Will Hutton
Will Hutton is a political economist, writer, and Principal of Hertford College Oxford, a role he has held since September 2011.
He writes a weekly column for the Observer and occasionally for the Financial Times, and appears regularly on television and radio commentating on economic, financial and business issues.
As an author, his best known and most influential works are The State We're In, which was seen at the time as setting the scene for the Blair revolution, and was one of the top-selling books on political economy since 1945. Since then he has published The State to Come, The Stakeholding Society: Writings on Politics and Economics, On the Edge: Essays on a Runaway World (with Anthony Giddens) an analysis of globalisation and The Writing on the Wall: China and the West in the 21 st Century. His most recent book, How Good We Can Be published in February 2015, reached number 3 in the Guardian best-seller list.
He has authored a number of independent reports to government.
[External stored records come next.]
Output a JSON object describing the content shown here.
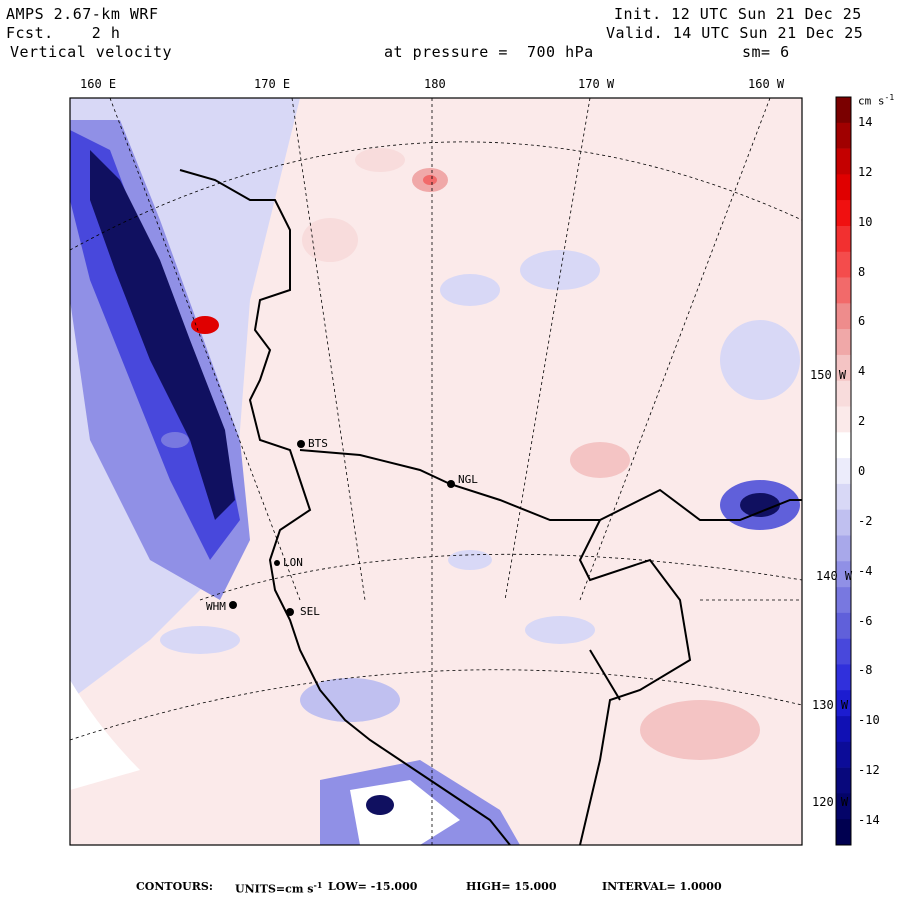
{
  "header": {
    "model": "AMPS 2.67-km WRF",
    "fcst_label": "Fcst.",
    "fcst_value": "2 h",
    "field": "Vertical velocity",
    "init": "Init. 12 UTC Sun 21 Dec 25",
    "valid": "Valid. 14 UTC Sun 21 Dec 25",
    "pressure_label": "at pressure =",
    "pressure_value": "700 hPa",
    "smoothing": "sm= 6"
  },
  "longitude_labels": [
    "160 E",
    "170 E",
    "180",
    "170 W",
    "160 W"
  ],
  "latitude_labels": [
    "150 W",
    "140 W",
    "130 W",
    "120 W"
  ],
  "stations": [
    "BTS",
    "NGL",
    "LON",
    "WHM",
    "SEL"
  ],
  "colorbar": {
    "unit": "cm s",
    "unit_exp": "-1",
    "ticks": [
      "14",
      "12",
      "10",
      "8",
      "6",
      "4",
      "2",
      "0",
      "-2",
      "-4",
      "-6",
      "-8",
      "-10",
      "-12",
      "-14"
    ],
    "colors": [
      "#7a0000",
      "#a00000",
      "#c40000",
      "#e00000",
      "#f01010",
      "#f23030",
      "#f44c4c",
      "#f26a6a",
      "#ee8c8c",
      "#f0a8a8",
      "#f4c4c4",
      "#f8dcdc",
      "#fbeaea",
      "#ffffff",
      "#ececfb",
      "#d8d8f6",
      "#c0c0f0",
      "#a8a8ea",
      "#9090e6",
      "#7878e0",
      "#6060da",
      "#4848dc",
      "#3030dc",
      "#1c1cd0",
      "#1010b4",
      "#0c0c98",
      "#08087c",
      "#040468",
      "#000050"
    ]
  },
  "footer": {
    "contours": "CONTOURS:",
    "units_label": "UNITS=cm s",
    "units_exp": "-1",
    "low": "LOW= -15.000",
    "high": "HIGH= 15.000",
    "interval": "INTERVAL= 1.0000"
  }
}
In 2010/11 he lead a review on fair pay in the public sector at the invitation of Prime Minister David Cameron, and whose recommendations were implemented in part in 2012.
In 2004, Will was invited by the European Commission to join a High Level Group on the mid-term review of the Lisbon Strategy on Europe’s knowledge economy and act as its “rapporteur” for the final report. He also chaired the think tank “The Employment Policy Institute” from 1991 to 2001.